Check out craigslist around yur area. I see alot of used Langs on there and some others..I have a lang and love it and will say if i was you to save yur money and get on.....


----------



## rickw (Jan 2, 2010)

If you have a BassPro in your area they carry  Horizon smokers


----------



## smokinggator (Jan 2, 2010)

Thanks for the input. I will research the Lang and the Horizon. There are Bass shops in Orlando and I like the fact that I can see what I am buying before purchasing. Also, if I go that route, I will save shipping. I have looked on craiglist and other type sites, and nothing has really come up. I did look at a used Tucker that was on the side of the road. It was $1,500 (new about $3,000) and need some replacements parts, but I didn't think it was quite what I was looking for. It sold before I had finished my research, so I never got a chance to make an offer. Anyway, Thanks again. -Smokinggator


----------



## ryan in louisville (Jan 4, 2010)

I'm not sure you'll save on shipping. I have looked at BPS for Horizon smokers and found that they ship to you and charge the same as buying directly from Horizon. They have the 16" in store, that's it.


----------



## chiggerbait (Jan 4, 2010)

You might want to check with Bellfab over in Tulsa.  I picked up a 24x36 of 5/16 steel from him about a month ago and he was working with a freight company dock to dock for less than $200. His standard 24x36 at that time was $450.
Chigger


----------



## smokinggator (Jan 5, 2010)

Thanks for the input. Chiggerbait, Could you post pictures of you Bell?

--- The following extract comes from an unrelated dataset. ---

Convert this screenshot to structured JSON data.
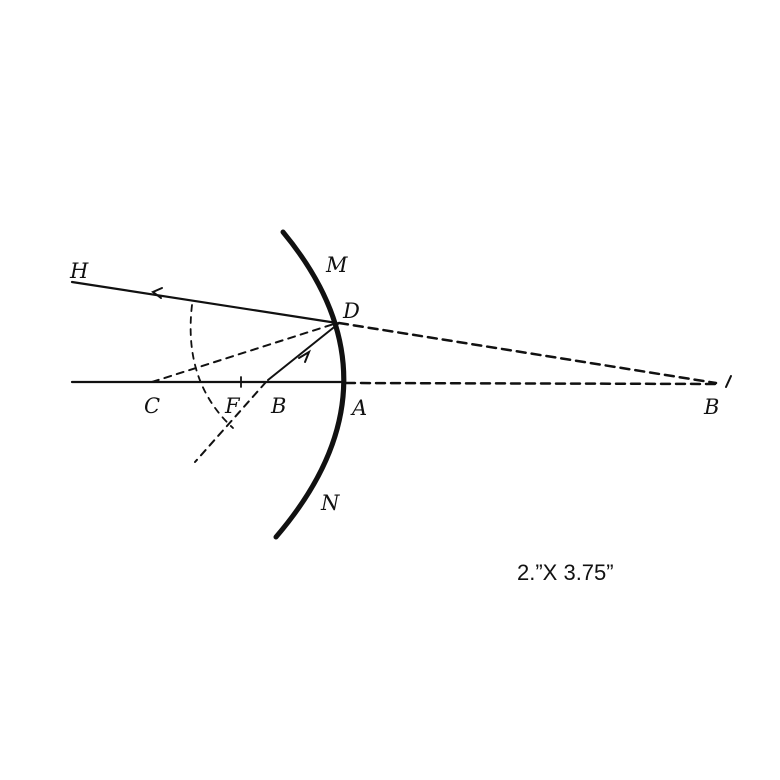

Thanks, Smokinggator


----------



## div (Jan 5, 2010)

Ditto   forget everything else ...


----------



## jdt (Jan 5, 2010)

I also have a bellfab, if you want a conventional offset his prices are hard to beat
24 x 48 for $700 out of 5/16 steel, his trailer units cost less than most other companies want for a 24 x 42 patio style. 

http://www.bellfab.com/

don't get me wrong I would have loved to have a lang but $2000 for a pit for backyard use is a little much, If I ever get serious about comp or vending then I will strive for a jambo but a lang is one hellava nice second fiddle lol.


----------